We evaluated the role of early response after 3 weeks of neoadjuvant treatment (NAT) assessed by ultrasound (US), magnetic resonance imaging (MRI) and Ki-67 dynamics for prediction of pathologic complete response (pCR) in different early breast cancer subtypes. Patients with HR+/HER2+, HR-/HER2- and HR-/HER2+ tumors enrolled into three neoadjuvant WSG ADAPT subtrials underwent US, MRI and Ki-67 assessment at diagnosis and after 3 weeks of NAT. Early response was defined as complete or partial response (US, MRI) and ≥30% proliferation decrease or <500 invasive tumor cells (Ki-67). Predictive values and area under the receiver operating characteristic (AUC) curves for prediction of pCR (ypT0/is ypN0) after 12-week NAT were calculated. Two hundred twenty-six had MRI and 401 US; 107 underwent both MRI and US. All three methods yielded a similar AUC in HR+/HER2+ (0.66-0.67) and HR-/HER2- tumors (0.53-0.63), while MRI and Ki-67 performed better than US in HR-/HER2+ tumors (0.83 and 0.79 vs 0.56). Adding MRI+/-Ki-67 increased AUC of US in HR-/HER2+ tumors to 0.64 to 0.75. MRI and Ki-67 demonstrated highest sensitivity in HR-/HER2- (0.8-1) and HR-/HER2+ tumors (1, both). Negative predictive value was similar for all methods in HR+/HER2+ (0.71-0.74) and HR-/HER2- tumors (0.85-1), while it was higher for MRI and Ki-67 compared to US in HR-/HER2+ subtype (1 vs 0.5). Early response assessed by US, MRI and Ki-67 is a strong predictor for pCR after 12-week NAT. Strength of pCR prediction varies according to tumor subtype. Adding MRI+/-Ki-67 to US did not improve pCR prediction in majority of our patients.

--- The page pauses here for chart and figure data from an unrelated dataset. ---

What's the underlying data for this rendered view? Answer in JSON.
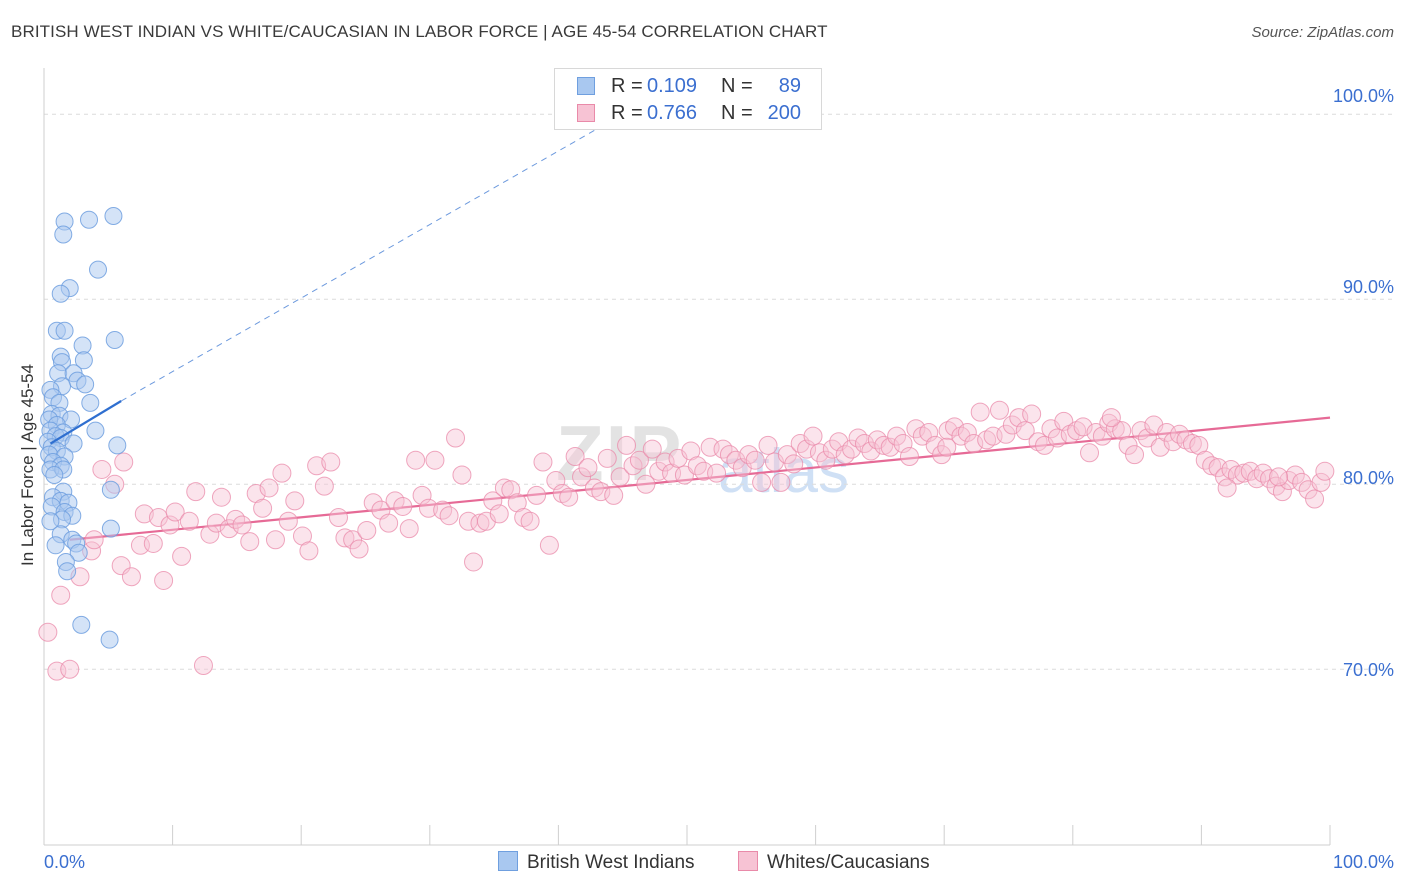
{
  "title": "BRITISH WEST INDIAN VS WHITE/CAUCASIAN IN LABOR FORCE | AGE 45-54 CORRELATION CHART",
  "source": "Source: ZipAtlas.com",
  "watermark": {
    "zip": "ZIP",
    "atlas": "atlas"
  },
  "legend_top": {
    "rows": [
      {
        "r_label": "R =",
        "r_value": "0.109",
        "n_label": "N =",
        "n_value": "89",
        "color": "#a9c8f0",
        "border": "#6f9fdf"
      },
      {
        "r_label": "R =",
        "r_value": "0.766",
        "n_label": "N =",
        "n_value": "200",
        "color": "#f7c3d4",
        "border": "#e98aa9"
      }
    ]
  },
  "legend_bottom": [
    {
      "label": "British West Indians",
      "color": "#a9c8f0",
      "border": "#6f9fdf"
    },
    {
      "label": "Whites/Caucasians",
      "color": "#f7c3d4",
      "border": "#e98aa9"
    }
  ],
  "chart_data": {
    "type": "scatter",
    "title": "BRITISH WEST INDIAN VS WHITE/CAUCASIAN IN LABOR FORCE | AGE 45-54 CORRELATION CHART",
    "xlabel": "",
    "ylabel": "In Labor Force | Age 45-54",
    "x_tick_labels": [
      "0.0%",
      "100.0%"
    ],
    "y_tick_labels": [
      "100.0%",
      "90.0%",
      "80.0%",
      "70.0%"
    ],
    "y_ticks": [
      100,
      90,
      80,
      70
    ],
    "xlim": [
      0,
      100
    ],
    "ylim": [
      60.5,
      102.5
    ],
    "grid": true,
    "colors": {
      "blue": "#6f9fdf",
      "blue_fill": "#a9c8f0",
      "pink": "#e98aa9",
      "pink_fill": "#f7c3d4",
      "blue_line": "#2f6fd0",
      "pink_line": "#e66a96"
    },
    "series": [
      {
        "name": "British West Indians",
        "r": 0.109,
        "n": 89,
        "trend": {
          "x": [
            0.5,
            6.0
          ],
          "y": [
            82.2,
            84.5
          ],
          "extension_to": [
            45,
            100
          ]
        },
        "points": [
          [
            1.6,
            94.2
          ],
          [
            3.5,
            94.3
          ],
          [
            5.4,
            94.5
          ],
          [
            1.5,
            93.5
          ],
          [
            4.2,
            91.6
          ],
          [
            2.0,
            90.6
          ],
          [
            1.3,
            90.3
          ],
          [
            1.0,
            88.3
          ],
          [
            1.6,
            88.3
          ],
          [
            5.5,
            87.8
          ],
          [
            3.0,
            87.5
          ],
          [
            1.3,
            86.9
          ],
          [
            1.4,
            86.6
          ],
          [
            3.1,
            86.7
          ],
          [
            1.1,
            86.0
          ],
          [
            2.3,
            86.0
          ],
          [
            2.6,
            85.6
          ],
          [
            3.2,
            85.4
          ],
          [
            1.4,
            85.3
          ],
          [
            0.5,
            85.1
          ],
          [
            0.7,
            84.7
          ],
          [
            1.2,
            84.4
          ],
          [
            3.6,
            84.4
          ],
          [
            0.6,
            83.8
          ],
          [
            1.2,
            83.7
          ],
          [
            0.4,
            83.5
          ],
          [
            2.1,
            83.5
          ],
          [
            1.0,
            83.2
          ],
          [
            0.5,
            82.9
          ],
          [
            1.5,
            82.8
          ],
          [
            0.9,
            82.6
          ],
          [
            4.0,
            82.9
          ],
          [
            1.3,
            82.5
          ],
          [
            0.3,
            82.3
          ],
          [
            2.3,
            82.2
          ],
          [
            0.6,
            82.0
          ],
          [
            5.7,
            82.1
          ],
          [
            1.0,
            81.8
          ],
          [
            0.4,
            81.6
          ],
          [
            1.6,
            81.5
          ],
          [
            0.7,
            81.2
          ],
          [
            1.3,
            81.0
          ],
          [
            0.5,
            80.8
          ],
          [
            1.5,
            80.8
          ],
          [
            0.8,
            80.5
          ],
          [
            5.2,
            79.7
          ],
          [
            1.5,
            79.6
          ],
          [
            0.7,
            79.3
          ],
          [
            1.3,
            79.1
          ],
          [
            1.9,
            79.0
          ],
          [
            0.6,
            78.8
          ],
          [
            1.6,
            78.5
          ],
          [
            2.2,
            78.3
          ],
          [
            1.4,
            78.1
          ],
          [
            0.5,
            78.0
          ],
          [
            5.2,
            77.6
          ],
          [
            1.3,
            77.3
          ],
          [
            2.2,
            77.0
          ],
          [
            2.5,
            76.8
          ],
          [
            0.9,
            76.7
          ],
          [
            2.7,
            76.3
          ],
          [
            1.7,
            75.8
          ],
          [
            1.8,
            75.3
          ],
          [
            2.9,
            72.4
          ],
          [
            5.1,
            71.6
          ]
        ]
      },
      {
        "name": "Whites/Caucasians",
        "r": 0.766,
        "n": 200,
        "trend": {
          "x": [
            2.0,
            100
          ],
          "y": [
            77.0,
            83.6
          ]
        },
        "points": [
          [
            0.3,
            72.0
          ],
          [
            1.0,
            69.9
          ],
          [
            2.0,
            70.0
          ],
          [
            1.3,
            74.0
          ],
          [
            2.8,
            75.0
          ],
          [
            3.7,
            76.4
          ],
          [
            3.9,
            77.0
          ],
          [
            4.5,
            80.8
          ],
          [
            5.5,
            80.0
          ],
          [
            6.2,
            81.2
          ],
          [
            6.0,
            75.6
          ],
          [
            6.8,
            75.0
          ],
          [
            7.5,
            76.7
          ],
          [
            7.8,
            78.4
          ],
          [
            8.5,
            76.8
          ],
          [
            8.9,
            78.2
          ],
          [
            9.3,
            74.8
          ],
          [
            9.8,
            77.8
          ],
          [
            10.2,
            78.5
          ],
          [
            10.7,
            76.1
          ],
          [
            11.3,
            78.0
          ],
          [
            11.8,
            79.6
          ],
          [
            12.4,
            70.2
          ],
          [
            12.9,
            77.3
          ],
          [
            13.4,
            77.9
          ],
          [
            13.8,
            79.3
          ],
          [
            14.4,
            77.6
          ],
          [
            14.9,
            78.1
          ],
          [
            15.4,
            77.8
          ],
          [
            16.0,
            76.9
          ],
          [
            16.5,
            79.5
          ],
          [
            17.0,
            78.7
          ],
          [
            17.5,
            79.8
          ],
          [
            18.0,
            77.0
          ],
          [
            18.5,
            80.6
          ],
          [
            19.0,
            78.0
          ],
          [
            19.5,
            79.1
          ],
          [
            20.1,
            77.2
          ],
          [
            20.6,
            76.4
          ],
          [
            21.2,
            81.0
          ],
          [
            21.8,
            79.9
          ],
          [
            22.3,
            81.2
          ],
          [
            22.9,
            78.2
          ],
          [
            23.4,
            77.1
          ],
          [
            24.0,
            77.0
          ],
          [
            24.5,
            76.5
          ],
          [
            25.1,
            77.5
          ],
          [
            25.6,
            79.0
          ],
          [
            26.2,
            78.6
          ],
          [
            26.8,
            77.9
          ],
          [
            27.3,
            79.1
          ],
          [
            27.9,
            78.8
          ],
          [
            28.4,
            77.6
          ],
          [
            28.9,
            81.3
          ],
          [
            29.4,
            79.4
          ],
          [
            29.9,
            78.7
          ],
          [
            30.4,
            81.3
          ],
          [
            31.0,
            78.6
          ],
          [
            31.5,
            78.3
          ],
          [
            32.0,
            82.5
          ],
          [
            32.5,
            80.5
          ],
          [
            33.0,
            78.0
          ],
          [
            33.4,
            75.8
          ],
          [
            33.9,
            77.9
          ],
          [
            34.4,
            78.0
          ],
          [
            34.9,
            79.1
          ],
          [
            35.4,
            78.4
          ],
          [
            35.8,
            79.8
          ],
          [
            36.3,
            79.7
          ],
          [
            36.8,
            79.0
          ],
          [
            37.3,
            78.2
          ],
          [
            37.8,
            78.0
          ],
          [
            38.3,
            79.4
          ],
          [
            38.8,
            81.2
          ],
          [
            39.3,
            76.7
          ],
          [
            39.8,
            80.2
          ],
          [
            40.3,
            79.5
          ],
          [
            40.8,
            79.3
          ],
          [
            41.3,
            81.5
          ],
          [
            41.8,
            80.4
          ],
          [
            42.3,
            80.9
          ],
          [
            42.8,
            79.8
          ],
          [
            43.3,
            79.6
          ],
          [
            43.8,
            81.4
          ],
          [
            44.3,
            79.4
          ],
          [
            44.8,
            80.4
          ],
          [
            45.3,
            82.1
          ],
          [
            45.8,
            81.0
          ],
          [
            46.3,
            81.3
          ],
          [
            46.8,
            80.0
          ],
          [
            47.3,
            81.9
          ],
          [
            47.8,
            80.7
          ],
          [
            48.3,
            81.2
          ],
          [
            48.8,
            80.6
          ],
          [
            49.3,
            81.4
          ],
          [
            49.8,
            80.5
          ],
          [
            50.3,
            81.8
          ],
          [
            50.8,
            81.0
          ],
          [
            51.3,
            80.7
          ],
          [
            51.8,
            82.0
          ],
          [
            52.3,
            80.6
          ],
          [
            52.8,
            81.9
          ],
          [
            53.3,
            81.6
          ],
          [
            53.8,
            81.3
          ],
          [
            54.3,
            80.9
          ],
          [
            54.8,
            81.6
          ],
          [
            55.3,
            81.3
          ],
          [
            55.8,
            80.1
          ],
          [
            56.3,
            82.1
          ],
          [
            56.8,
            81.2
          ],
          [
            57.3,
            80.1
          ],
          [
            57.8,
            81.6
          ],
          [
            58.3,
            81.1
          ],
          [
            58.8,
            82.2
          ],
          [
            59.3,
            81.9
          ],
          [
            59.8,
            82.6
          ],
          [
            60.3,
            81.7
          ],
          [
            60.8,
            81.3
          ],
          [
            61.3,
            81.9
          ],
          [
            61.8,
            82.3
          ],
          [
            62.3,
            81.6
          ],
          [
            62.8,
            81.9
          ],
          [
            63.3,
            82.5
          ],
          [
            63.8,
            82.2
          ],
          [
            64.3,
            81.8
          ],
          [
            64.8,
            82.4
          ],
          [
            65.3,
            82.1
          ],
          [
            65.8,
            82.0
          ],
          [
            66.3,
            82.6
          ],
          [
            66.8,
            82.2
          ],
          [
            67.3,
            81.5
          ],
          [
            67.8,
            83.0
          ],
          [
            68.3,
            82.6
          ],
          [
            68.8,
            82.8
          ],
          [
            69.3,
            82.1
          ],
          [
            69.8,
            81.6
          ],
          [
            70.3,
            82.9
          ],
          [
            70.8,
            83.1
          ],
          [
            71.3,
            82.6
          ],
          [
            71.8,
            82.8
          ],
          [
            72.3,
            82.2
          ],
          [
            72.8,
            83.9
          ],
          [
            73.3,
            82.4
          ],
          [
            73.8,
            82.6
          ],
          [
            74.3,
            84.0
          ],
          [
            74.8,
            82.7
          ],
          [
            75.3,
            83.2
          ],
          [
            75.8,
            83.6
          ],
          [
            76.3,
            82.9
          ],
          [
            76.8,
            83.8
          ],
          [
            77.3,
            82.3
          ],
          [
            77.8,
            82.1
          ],
          [
            78.3,
            83.0
          ],
          [
            78.8,
            82.5
          ],
          [
            79.3,
            83.4
          ],
          [
            79.8,
            82.7
          ],
          [
            80.3,
            82.9
          ],
          [
            80.8,
            83.1
          ],
          [
            81.3,
            81.7
          ],
          [
            81.8,
            82.8
          ],
          [
            82.3,
            82.6
          ],
          [
            82.8,
            83.3
          ],
          [
            83.3,
            83.0
          ],
          [
            83.8,
            82.9
          ],
          [
            84.3,
            82.1
          ],
          [
            84.8,
            81.6
          ],
          [
            85.3,
            82.9
          ],
          [
            85.8,
            82.5
          ],
          [
            86.3,
            83.2
          ],
          [
            86.8,
            82.0
          ],
          [
            87.3,
            82.8
          ],
          [
            87.8,
            82.3
          ],
          [
            88.3,
            82.7
          ],
          [
            88.8,
            82.4
          ],
          [
            89.3,
            82.2
          ],
          [
            89.8,
            82.1
          ],
          [
            90.3,
            81.3
          ],
          [
            90.8,
            81.0
          ],
          [
            91.3,
            80.9
          ],
          [
            91.8,
            80.4
          ],
          [
            92.3,
            80.8
          ],
          [
            92.8,
            80.5
          ],
          [
            93.3,
            80.6
          ],
          [
            93.8,
            80.7
          ],
          [
            94.3,
            80.3
          ],
          [
            94.8,
            80.6
          ],
          [
            95.3,
            80.3
          ],
          [
            95.8,
            79.9
          ],
          [
            96.3,
            79.6
          ],
          [
            96.8,
            80.2
          ],
          [
            97.3,
            80.5
          ],
          [
            97.8,
            80.1
          ],
          [
            98.3,
            79.7
          ],
          [
            98.8,
            79.2
          ],
          [
            99.3,
            80.1
          ],
          [
            99.6,
            80.7
          ],
          [
            92.0,
            79.8
          ],
          [
            70.2,
            82.0
          ],
          [
            83.0,
            83.6
          ],
          [
            96.0,
            80.4
          ]
        ]
      }
    ]
  }
}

我们评估了新辅助治疗(NAT)3周后通过超声(US)、磁共振成像(MRI)和Ki-67动态变化评估的早期反应在预测不同早期乳腺癌亚型病理完全缓解(pCR)中的作用。纳入三项新辅助WSG ADAPT亚试验的HR+/HER2+、HR-/HER2-和HR-/HER2+肿瘤患者在诊断时及NAT 3周后接受了US、MRI和Ki-67评估。早期反应定义为完全或部分反应(US、MRI)以及增殖减少≥30%或浸润性肿瘤细胞<500个(Ki-67)。计算了12周NAT后预测pCR(ypT0/is ypN0)的预测值和受试者操作特征(AUC)曲线下面积。226例患者进行了MRI检查,401例进行了US检查;107例同时接受了MRI和US检查。在HR+/HER2+(0.66 - 0.67)和HR-/HER2-肿瘤(0.53 - 0.63)中,所有三种方法的AUC相似,而在HR-/HER2+肿瘤中,MRI和Ki-67的表现优于US(分别为0.83和0.79,而US为0.56)。在HR-/HER2+肿瘤中,添加MRI±Ki-67可使US的AUC提高到0.64至0.75。MRI和Ki-67在HR-/HER2-(0.8 - 1)和HR-/HER2+肿瘤(两者均为1)中显示出最高的敏感性。在HR+/HER2+(0.71 - 0.74)和HR-/HER2-肿瘤(0.85 - 1)中,所有方法的阴性预测值相似,而在HR-/HER2+亚型中,MRI和Ki-67的阴性预测值高于US(分别为1和0.5)。通过US、MRI和Ki-67评估的早期反应是12周NAT后pCR的有力预测指标。pCR预测的强度因肿瘤亚型而异。在我们的大多数患者中,将MRI±Ki-67添加到US中并不能改善pCR预测。